Der Technologiekonzern IBM hat nun ein KI-System entwickelt, das vorhersagt, welcher Mitarbeiter das Unternehmen in den nächsten sechs Monaten verlassen will. Das System, das mit dem Supercomputer Watson entwickelt wurde, soll in der Lage sein, mit einer Genauigkeit von 95 Prozent wechselwillige Mitarbeiter zu identifizieren.

Das Tool, das IBM im internen Personalverkehr verwendet, aber auch verkauft, soll tausende von Datenpunkten analysieren und Managern aktiv Ratschläge unterbreiten. Noch bevor der Mitarbeiter seine Kündigung einreicht, soll die KI das Management über die Wechselabsichten unterrichten. Der Vorgesetzte könnte den wechselwilligen Angestellten dann mit einer Gehaltserhöhung oder anderen Benefits von einem Verbleib überzeugen.

Kaffee per Drohne

IBM beschäftigt weltweit 350.000 Mitarbeiter und erhält täglich 8.000 Bewerbungen. Wie Konzernchefin Virginia Rometty auf einer Konferenz des US-Senders CNBC im April mitteilte, hat der Konzern ein Drittel seiner Personalabteilung durch KI-Systeme ersetzt. IBM setzt darauf, dass Maschinen den Menschen besser verstehen als dieser sich selbst.

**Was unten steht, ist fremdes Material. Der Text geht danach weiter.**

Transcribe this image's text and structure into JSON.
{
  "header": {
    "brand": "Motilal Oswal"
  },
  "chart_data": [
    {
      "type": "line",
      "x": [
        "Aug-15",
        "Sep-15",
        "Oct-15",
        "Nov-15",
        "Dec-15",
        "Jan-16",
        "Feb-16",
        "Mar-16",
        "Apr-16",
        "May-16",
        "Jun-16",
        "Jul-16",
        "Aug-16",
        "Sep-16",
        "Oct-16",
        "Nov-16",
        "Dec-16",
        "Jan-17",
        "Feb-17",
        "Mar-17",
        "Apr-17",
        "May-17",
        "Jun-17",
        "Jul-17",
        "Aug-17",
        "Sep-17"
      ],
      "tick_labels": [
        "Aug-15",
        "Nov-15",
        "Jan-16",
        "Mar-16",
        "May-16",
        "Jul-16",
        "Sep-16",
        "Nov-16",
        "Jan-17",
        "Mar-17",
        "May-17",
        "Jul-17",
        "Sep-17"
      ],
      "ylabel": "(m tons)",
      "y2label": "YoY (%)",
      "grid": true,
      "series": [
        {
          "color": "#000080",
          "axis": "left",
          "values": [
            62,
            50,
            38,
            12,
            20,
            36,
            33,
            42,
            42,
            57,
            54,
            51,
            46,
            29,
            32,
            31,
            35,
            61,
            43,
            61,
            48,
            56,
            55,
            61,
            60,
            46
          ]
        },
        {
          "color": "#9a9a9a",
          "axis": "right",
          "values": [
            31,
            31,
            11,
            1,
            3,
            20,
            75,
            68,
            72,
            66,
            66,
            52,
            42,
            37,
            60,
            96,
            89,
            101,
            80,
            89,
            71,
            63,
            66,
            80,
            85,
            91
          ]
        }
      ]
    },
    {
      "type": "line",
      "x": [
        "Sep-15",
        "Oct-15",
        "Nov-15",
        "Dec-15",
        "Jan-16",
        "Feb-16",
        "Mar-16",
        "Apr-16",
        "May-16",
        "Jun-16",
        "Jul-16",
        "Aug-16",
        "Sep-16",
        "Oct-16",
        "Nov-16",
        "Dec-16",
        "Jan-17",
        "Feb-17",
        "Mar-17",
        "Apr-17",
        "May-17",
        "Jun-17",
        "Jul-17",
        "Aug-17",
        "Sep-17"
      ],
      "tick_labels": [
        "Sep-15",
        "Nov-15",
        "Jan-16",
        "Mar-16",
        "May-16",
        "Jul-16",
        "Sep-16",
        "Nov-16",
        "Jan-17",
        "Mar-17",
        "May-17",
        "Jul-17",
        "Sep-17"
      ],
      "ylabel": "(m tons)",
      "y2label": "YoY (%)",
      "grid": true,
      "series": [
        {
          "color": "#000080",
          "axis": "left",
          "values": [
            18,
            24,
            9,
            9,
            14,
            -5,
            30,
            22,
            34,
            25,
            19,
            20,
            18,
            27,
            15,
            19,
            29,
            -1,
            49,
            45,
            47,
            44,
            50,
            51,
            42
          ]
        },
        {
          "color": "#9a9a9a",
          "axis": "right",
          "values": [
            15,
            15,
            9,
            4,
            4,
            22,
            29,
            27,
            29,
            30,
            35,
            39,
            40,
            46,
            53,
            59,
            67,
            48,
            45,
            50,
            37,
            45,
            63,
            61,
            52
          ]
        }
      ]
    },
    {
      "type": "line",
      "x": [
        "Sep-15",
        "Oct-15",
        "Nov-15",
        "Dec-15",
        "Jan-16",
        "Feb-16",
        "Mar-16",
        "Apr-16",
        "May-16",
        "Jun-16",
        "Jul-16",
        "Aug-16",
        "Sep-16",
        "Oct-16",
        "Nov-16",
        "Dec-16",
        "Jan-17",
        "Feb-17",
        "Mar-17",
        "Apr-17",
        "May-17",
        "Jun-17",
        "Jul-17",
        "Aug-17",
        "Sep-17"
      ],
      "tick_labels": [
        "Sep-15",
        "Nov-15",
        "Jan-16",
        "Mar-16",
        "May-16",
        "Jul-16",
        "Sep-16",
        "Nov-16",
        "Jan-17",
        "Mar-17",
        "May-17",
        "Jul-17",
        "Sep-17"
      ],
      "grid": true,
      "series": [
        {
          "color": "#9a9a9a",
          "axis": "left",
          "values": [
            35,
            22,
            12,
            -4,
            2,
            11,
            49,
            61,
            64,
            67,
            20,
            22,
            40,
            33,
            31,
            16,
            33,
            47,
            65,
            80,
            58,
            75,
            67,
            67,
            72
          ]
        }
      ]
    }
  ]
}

Die automatisierte Betreuung geht sogar einen Schritt weiter: Der Tech-Konzern hat im vergangenen Jahr ein Patent für eine Technik angemeldet, bei der eine Drohne müden Mitarbeitern Kaffee serviert. Das mit Kameras und Sensoren ausgestattete Flugobjekt, dessen integrierter Rechner mit Schlaf- und Fitnessdaten gefüttert wird, soll anhand der Pupillenreaktion die Müdigkeit des Angestellten erkennen und auf dieser Grundlage den Kaffeebedarf errechnen. Damit sollen die Mitarbeiter wacher und produktiver werden.

Personalsoftware à la Netflix

Unternehmen versuchen schon seit einiger Zeit, frühzeitig wechselwillige Mitarbeiter zu identifizieren. Der US-Softwarehersteller Workday hat bereits 2015 ein Computerprogramm entwickelt, das eine Wahrscheinlichkeit für einen Jobwechsel berechnet. Die Software wühlt sich durch riesige Datenberge und analysiert dabei Variablen wie die Zeit zwischen Beförderungen, die Zeit beim aktuellen Arbeitgeber sowie die Zahl der Jobfunktionen. Diese Daten kombiniert die Software mit Ausschreibungen auf Stellenportalen und errechnet aus der Passgenauigkeit von Qualifikationen und Stellenprofil ein Wechselrisiko.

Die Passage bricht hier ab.